Katzav is member of the Herut wing of the Likud bloc, whose leader, Prime Minister Yitzhak Shamir, opposes the international peace conference idea, which has been chiefly advanced in Israel by Foreign Minister Shimon Peres and his Labor Party.

Katzav was in Washington this week for a two-day visit that included a meeting at the State Department Monday with Richard Murphy, assistant secretary of state for Near East and South Asian affairs.

In an interview with the Jewish Telegraphic Agency, Katzav quoted Murphy as telling him that “for the time being, as far as the U.S. is concerned, the idea of an international peace conference is dead.”

Furthermore, during the recent visit of Secretary of State George Shultz to Moscow, “the issue of an international peace conference was not discussed at all between Shultz and the Soviet leadership,” Katzav pointed out.

“An international peace conference is not only useless but also dangerous to the future of the Mideast,” Katzav asserted.
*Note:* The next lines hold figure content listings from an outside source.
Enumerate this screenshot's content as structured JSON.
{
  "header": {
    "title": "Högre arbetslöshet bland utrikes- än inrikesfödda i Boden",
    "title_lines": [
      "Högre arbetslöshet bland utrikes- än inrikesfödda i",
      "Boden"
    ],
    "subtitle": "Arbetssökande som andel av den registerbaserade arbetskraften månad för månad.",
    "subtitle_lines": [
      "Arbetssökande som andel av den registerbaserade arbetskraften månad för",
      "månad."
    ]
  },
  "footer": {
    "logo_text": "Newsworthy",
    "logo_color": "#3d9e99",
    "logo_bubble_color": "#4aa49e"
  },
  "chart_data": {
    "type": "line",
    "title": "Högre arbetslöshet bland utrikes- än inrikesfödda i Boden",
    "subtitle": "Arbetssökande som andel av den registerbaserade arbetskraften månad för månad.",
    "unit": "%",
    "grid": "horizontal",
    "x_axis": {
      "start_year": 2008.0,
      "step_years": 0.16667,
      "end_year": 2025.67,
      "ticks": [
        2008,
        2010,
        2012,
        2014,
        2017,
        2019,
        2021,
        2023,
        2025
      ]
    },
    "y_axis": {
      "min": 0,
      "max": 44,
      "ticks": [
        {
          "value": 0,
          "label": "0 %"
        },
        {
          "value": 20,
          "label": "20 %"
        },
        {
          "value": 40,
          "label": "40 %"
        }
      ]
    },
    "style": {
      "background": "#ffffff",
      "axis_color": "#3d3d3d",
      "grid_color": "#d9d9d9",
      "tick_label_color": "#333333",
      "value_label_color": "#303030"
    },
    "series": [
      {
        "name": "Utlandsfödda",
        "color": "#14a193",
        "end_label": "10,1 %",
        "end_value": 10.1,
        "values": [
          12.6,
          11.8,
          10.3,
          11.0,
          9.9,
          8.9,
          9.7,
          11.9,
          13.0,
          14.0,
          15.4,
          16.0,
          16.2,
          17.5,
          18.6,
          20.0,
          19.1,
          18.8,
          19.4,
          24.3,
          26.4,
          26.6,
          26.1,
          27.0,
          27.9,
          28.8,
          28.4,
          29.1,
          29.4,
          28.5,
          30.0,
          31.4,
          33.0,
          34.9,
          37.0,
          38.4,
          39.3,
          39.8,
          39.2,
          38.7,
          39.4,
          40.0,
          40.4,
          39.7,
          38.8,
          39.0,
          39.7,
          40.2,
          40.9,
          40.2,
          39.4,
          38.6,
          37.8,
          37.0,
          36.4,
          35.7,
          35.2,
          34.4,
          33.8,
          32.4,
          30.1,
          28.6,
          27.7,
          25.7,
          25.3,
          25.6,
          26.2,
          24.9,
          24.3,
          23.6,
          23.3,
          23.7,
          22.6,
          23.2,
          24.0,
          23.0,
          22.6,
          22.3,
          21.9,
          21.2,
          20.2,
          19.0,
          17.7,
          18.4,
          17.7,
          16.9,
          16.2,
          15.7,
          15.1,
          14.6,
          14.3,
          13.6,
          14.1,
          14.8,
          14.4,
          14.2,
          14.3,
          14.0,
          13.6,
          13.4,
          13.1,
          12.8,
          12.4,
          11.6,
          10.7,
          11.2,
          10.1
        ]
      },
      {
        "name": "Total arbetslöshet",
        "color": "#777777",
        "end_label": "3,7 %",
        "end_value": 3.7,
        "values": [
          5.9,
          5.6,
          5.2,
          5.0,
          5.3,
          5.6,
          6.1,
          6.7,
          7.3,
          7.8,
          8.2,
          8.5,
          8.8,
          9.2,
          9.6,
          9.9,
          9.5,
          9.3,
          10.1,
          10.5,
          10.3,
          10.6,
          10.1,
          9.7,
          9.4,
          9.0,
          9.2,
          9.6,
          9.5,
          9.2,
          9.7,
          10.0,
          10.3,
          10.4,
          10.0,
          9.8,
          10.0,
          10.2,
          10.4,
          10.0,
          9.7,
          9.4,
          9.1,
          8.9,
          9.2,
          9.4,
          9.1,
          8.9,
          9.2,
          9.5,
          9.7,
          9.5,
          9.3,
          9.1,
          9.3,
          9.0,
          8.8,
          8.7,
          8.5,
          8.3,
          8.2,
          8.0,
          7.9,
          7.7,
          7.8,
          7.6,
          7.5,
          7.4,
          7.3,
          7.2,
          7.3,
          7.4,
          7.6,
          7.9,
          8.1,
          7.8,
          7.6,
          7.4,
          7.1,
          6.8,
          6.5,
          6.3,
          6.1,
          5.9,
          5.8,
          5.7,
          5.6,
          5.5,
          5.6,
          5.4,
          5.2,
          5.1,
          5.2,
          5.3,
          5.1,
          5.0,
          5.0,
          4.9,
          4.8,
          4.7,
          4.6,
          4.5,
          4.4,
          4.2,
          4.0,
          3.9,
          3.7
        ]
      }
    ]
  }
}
He said that if such a conference took place, it would surely fail, and then the Arabs’ only option would be to resort to war with Israel.

Katzav also contended that “all the talk about an international peace conference” just makes it harder to discuss any other ideas to achieve peace, such as the idea of direct, face-to-face talks between Israel and Jordan the same as it was between Israel and Egypt nearly 10 years ago.

Asked if he found in Washington an indication that America’s economic troubles and its large trade deficit will eventually result in a sharp cut in American aid to Israel, Katzav replied: “My general impression was that there is an understanding in Washington of Israel’s economic needs and difficulties. The issue of America’s economic problems was mentioned, but there was not any indication that aid to Israel will be affected.

“My impression was, at the end of my visit to Washington, that all of the American commitments to Israel, as far as aid is concerned, will be honored,” he said.